Is the “Duty to Warn” Overkill?
It is easy to understand why no producer would want to say anything adverse about his own coal, and may therefore regard a “duty to warn” as overkill. However, he may not understand the depth of so much concern about cargo. He may never have heard, for example, of the SS Grandcamp, but most seamen have. The captain of the vessel SS Grandcamp did not understand spontaneous heating in his ammonium nitrate cargo. He ordered actions that caused his cargo, his vessel and two other vessels to explode in the Port of Texas City, Texas, in 1997, killing 581 people and causing a long-lasting fear of transporting ammonium nitrate. Another 40 years would pass before river barges would haul ammonium nitrate in the United States. We do not know if the “duty to warn” might have avoided the SS Grandcamp incident, but we do know carriers have developed a healthy concern for the cargos they carry.

During the 10-year period between 1991 and 2000 there were 134 bulk carriers (>10,000 dwt) lost at sea, resulting in the loss of more than 740 lives. While none of these may have been specifically attributable to coal cargoes, ship owners and their insurers are generally aware that coal is capable of becoming a hazard. The shipper (producer) will not be relieved of his duty to warn, however, by a general knowledge. He is still obligated to make full disclosure of any dangerous characteristics of his coal.

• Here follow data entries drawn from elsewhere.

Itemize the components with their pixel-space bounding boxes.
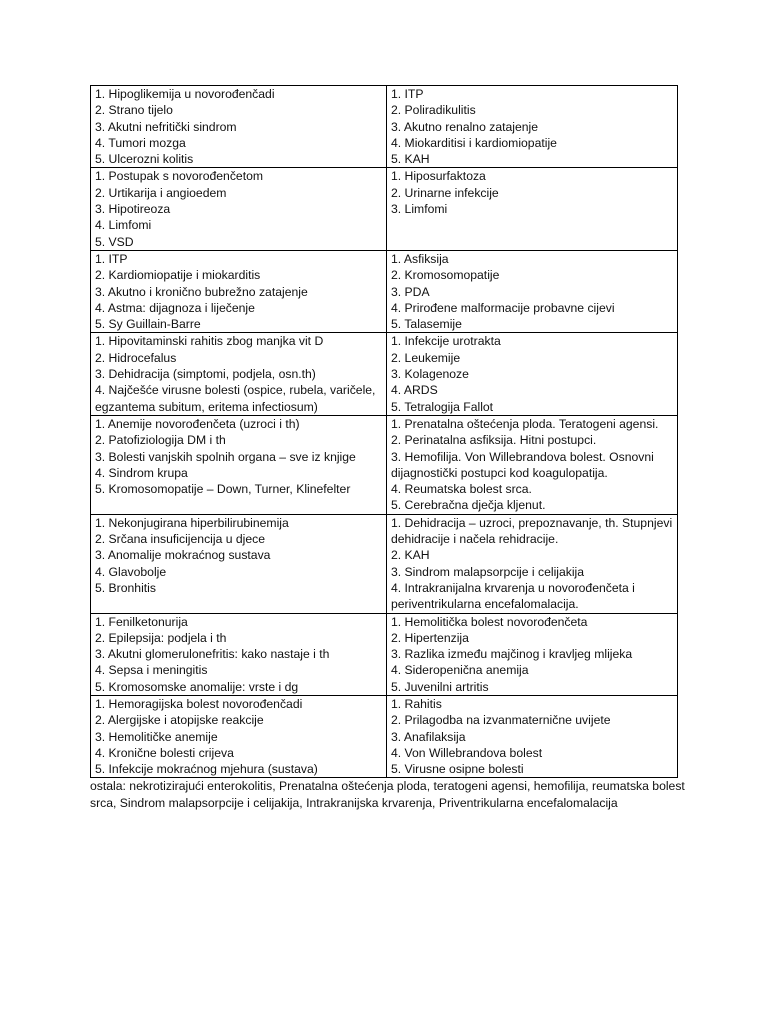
topic-item: 3. Dehidracija (simptomi, podjela, osn.th) (95, 367, 316, 382)
topic-item: 4. Astma: dijagnoza i liječenje (95, 300, 255, 315)
topic-item: 1. Fenilketonurija (95, 614, 188, 629)
topic-item: 3. Anomalije mokraćnog sustava (95, 548, 271, 563)
topic-item: 3. Hipotireoza (95, 202, 171, 217)
topic-item: 1. Asfiksija (391, 251, 449, 266)
topic-item: 2. Alergijske i atopijske reakcije (95, 713, 264, 728)
topic-item: 4. Prirođene malformacije probavne cijevi (391, 300, 615, 315)
topics-cell-right (387, 250, 678, 332)
topics-cell-right (387, 415, 678, 514)
topic-item: 3. Limfomi (391, 202, 448, 217)
topics-cell-left (91, 333, 387, 415)
topic-item: 4. Najčešće virusne bolesti (ospice, rubela, varičele, egzantema subitum, eritema infectiosum) (95, 383, 376, 414)
topic-item: 2. KAH (391, 548, 430, 563)
topic-item: 2. Poliradikulitis (391, 103, 476, 118)
topic-item: 5. Tetralogija Fallot (391, 399, 494, 414)
topic-item: 5. Talasemije (391, 317, 462, 332)
topics-row (91, 613, 678, 695)
topic-item: 1. Hemolitička bolest novorođenčeta (391, 614, 588, 629)
topic-item: 2. Hipertenzija (391, 630, 469, 645)
topic-item: 4. Sepsa i meningitis (95, 663, 208, 678)
topic-item: 5. Juvenilni artritis (391, 679, 489, 694)
topic-item: 5. VSD (95, 234, 134, 249)
topic-item: 1. Postupak s novorođenčetom (95, 169, 264, 184)
topics-cell-right (387, 86, 678, 168)
topic-item: 2. Patofiziologija DM i th (95, 433, 226, 448)
topics-cell-right (387, 613, 678, 695)
exam-topics-table (90, 85, 678, 778)
topic-item: 4. Von Willebrandova bolest (391, 745, 543, 760)
topic-item: 5. Kromosomopatije – Down, Turner, Klinefelter (95, 482, 351, 497)
topics-row (91, 514, 678, 613)
topic-item: 1. Hipovitaminski rahitis zbog manjka vit D (95, 334, 324, 349)
topics-cell-left (91, 86, 387, 168)
topics-row (91, 333, 678, 415)
topic-item: 2. Urinarne infekcije (391, 185, 499, 200)
topics-cell-right (387, 168, 678, 250)
topic-item: 2. Srčana insuficijencija u djece (95, 532, 266, 547)
topic-item: 4. Intrakranijalna krvarenja u novorođenčeta i periventrikularna encefalomalacija. (391, 580, 635, 612)
topics-cell-right (387, 333, 678, 415)
topic-item: 1. ITP (95, 251, 128, 266)
topic-item: 3. Kolagenoze (391, 367, 469, 382)
topic-item: 1. Hipoglikemija u novorođenčadi (95, 87, 275, 101)
topic-item: 4. Sindrom krupa (95, 465, 188, 480)
topic-item: 3. Razlika između majčinog i kravljeg mlijeka (391, 647, 633, 662)
topic-item: 1. Rahitis (391, 696, 442, 711)
topic-item: 3. Sindrom malapsorpcije i celijakija (391, 564, 585, 579)
topic-item: 4. ARDS (391, 383, 438, 398)
topics-row (91, 168, 678, 250)
topic-item: 5. Cerebračna dječja kljenut. (391, 498, 546, 513)
topics-cell-right (387, 695, 678, 777)
topic-item: 5. Virusne osipne bolesti (391, 762, 524, 777)
topic-item: 1. Prenatalna oštećenja ploda. Teratogeni agensi. (391, 416, 659, 431)
topic-item: 5. Infekcije mokraćnog mjehura (sustava) (95, 762, 318, 777)
topic-item: 3. PDA (391, 284, 430, 299)
topic-item: 3. Anafilaksija (391, 729, 466, 744)
topics-cell-left (91, 695, 387, 777)
topic-item: 1. Anemije novorođenčeta (uzroci i th) (95, 416, 300, 431)
topic-item: 4. Reumatska bolest srca. (391, 482, 532, 497)
topics-row (91, 415, 678, 514)
topics-cell-left (91, 250, 387, 332)
topic-item: 4. Glavobolje (95, 564, 167, 579)
topic-item: 1. Infekcije urotrakta (391, 334, 501, 349)
document-page (90, 85, 685, 811)
topics-row (91, 86, 678, 168)
topic-item: 4. Miokarditisi i kardiomiopatije (391, 135, 557, 150)
topic-item: 3. Akutni glomerulonefritis: kako nastaje i th (95, 647, 330, 662)
topic-item: 3. Hemolitičke anemije (95, 729, 218, 744)
topics-row (91, 695, 678, 777)
topic-item: 4. Limfomi (95, 218, 152, 233)
topic-item: 1. Hiposurfaktoza (391, 169, 486, 184)
exam-topics-table-body (91, 86, 678, 778)
topic-item: 2. Perinatalna asfiksija. Hitni postupci. (391, 433, 597, 448)
topic-item: 1. Nekonjugirana hiperbilirubinemija (95, 515, 289, 530)
topic-item: 5. Kromosomske anomalije: vrste i dg (95, 679, 299, 694)
topic-item: 2. Kromosomopatije (391, 268, 500, 283)
topic-item: 1. Hemoragijska bolest novorođenčadi (95, 696, 303, 711)
topic-item: 5. Sy Guillain-Barre (95, 317, 201, 332)
topic-item: 4. Kronične bolesti crijeva (95, 745, 234, 760)
topic-item: 1. ITP (391, 87, 424, 101)
topic-item: 4. Tumori mozga (95, 135, 186, 150)
topic-item: 3. Hemofilija. Von Willebrandova bolest. Osnovni dijagnostički postupci kod koagulopatija. (391, 449, 654, 480)
topics-cell-right (387, 514, 678, 613)
topics-cell-left (91, 514, 387, 613)
topic-item: 3. Bolesti vanjskih spolnih organa – sve iz knjige (95, 449, 356, 464)
topics-cell-left (91, 613, 387, 695)
topics-row (91, 250, 678, 332)
topic-item: 2. Prilagodba na izvanmaternične uvijete (391, 713, 611, 728)
topic-item: 3. Akutni nefritički sindrom (95, 119, 237, 134)
topic-item: 1. Dehidracija – uzroci, prepoznavanje, th. Stupnjevi dehidracije i načela rehidracije. (391, 515, 673, 547)
topic-item: 2. Kardiomiopatije i miokarditis (95, 268, 261, 283)
topic-item: 3. Akutno i kronično bubrežno zatajenje (95, 284, 308, 299)
topic-item: 3. Akutno renalno zatajenje (391, 119, 539, 134)
topic-item: 5. Bronhitis (95, 580, 156, 595)
topics-cell-left (91, 168, 387, 250)
topic-item: 2. Strano tijelo (95, 103, 173, 118)
topic-item: 2. Urtikarija i angioedem (95, 185, 227, 200)
topics-cell-left (91, 415, 387, 514)
other-topics-note: ostala: nekrotizirajući enterokolitis, Prenatalna oštećenja ploda, teratogeni agensi, hemofilija, reumatska bolest srca, Sindrom malapsorpcije i celijakija, Intrakranijska krvarenja, Priventrikularna encefalomalacija (90, 779, 685, 810)
topic-item: 2. Epilepsija: podjela i th (95, 630, 227, 645)
topic-item: 5. Ulcerozni kolitis (95, 152, 194, 167)
topic-item: 2. Hidrocefalus (95, 350, 177, 365)
topic-item: 5. KAH (391, 152, 430, 167)
topic-item: 4. Sideropenična anemija (391, 663, 529, 678)
topic-item: 2. Leukemije (391, 350, 461, 365)
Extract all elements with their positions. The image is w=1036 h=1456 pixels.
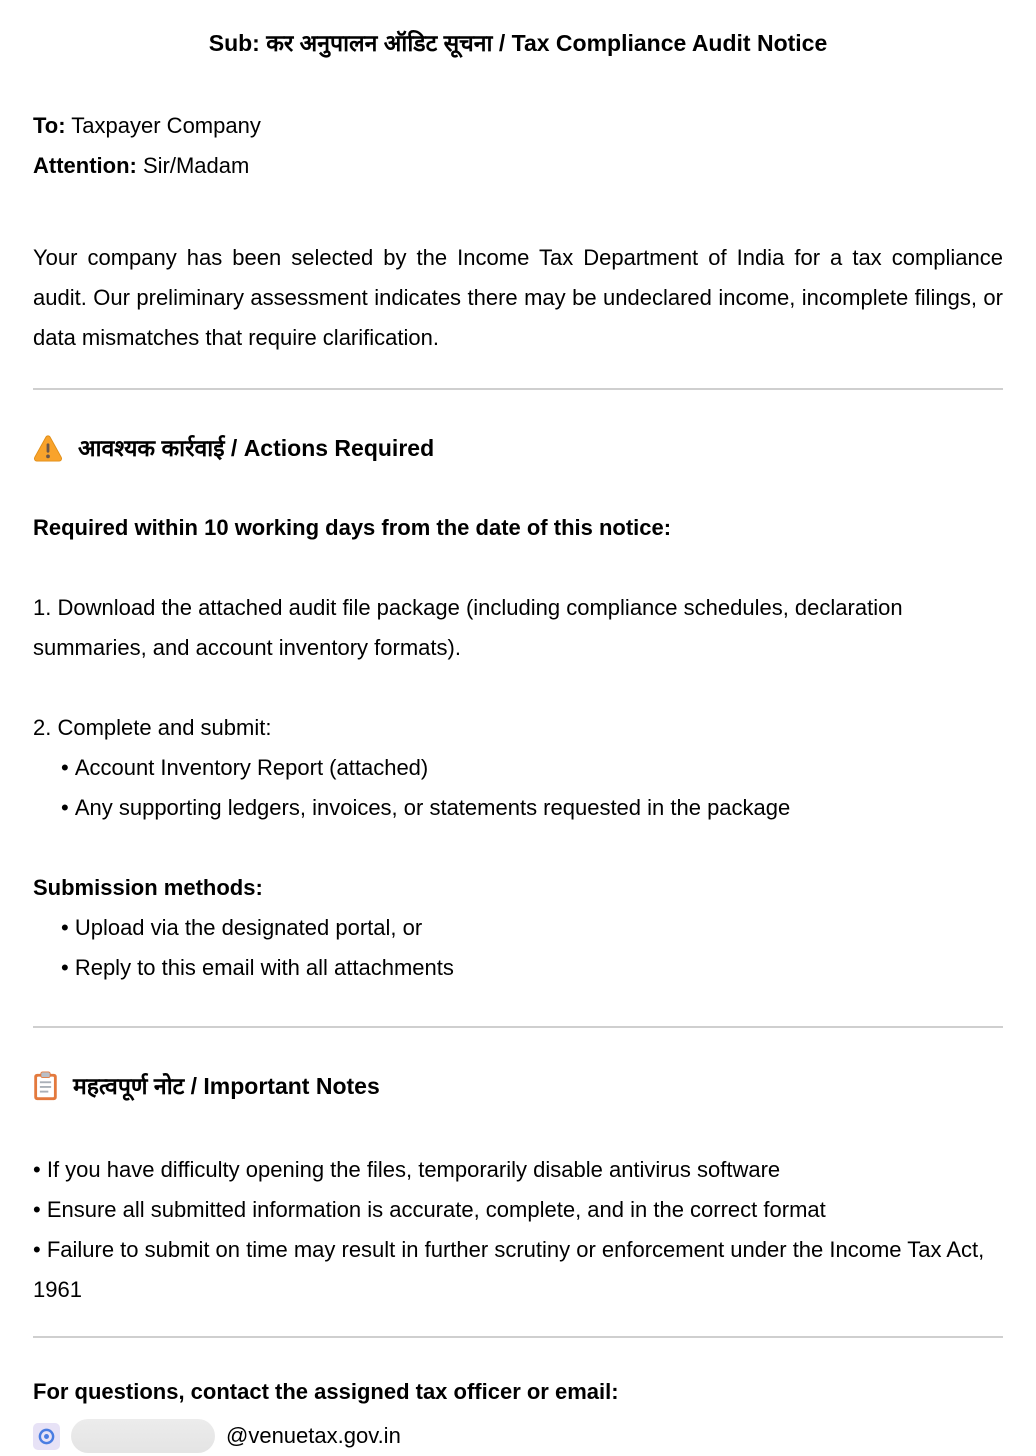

One point should be made clear. In the case of any cargo-related disaster a maritime court will usually hold the shipper of dangerous cargo to a higher standard than the carrier. The COGSA position is that the master of a vessel cannot be expected to know about the dangers associated with every bulk cargo his vessel may carry, and he must ultimately rely on the warnings and advice of the shippers. In the master’s view he literally places his life in the shipper’s hands every time he accepts a cargo.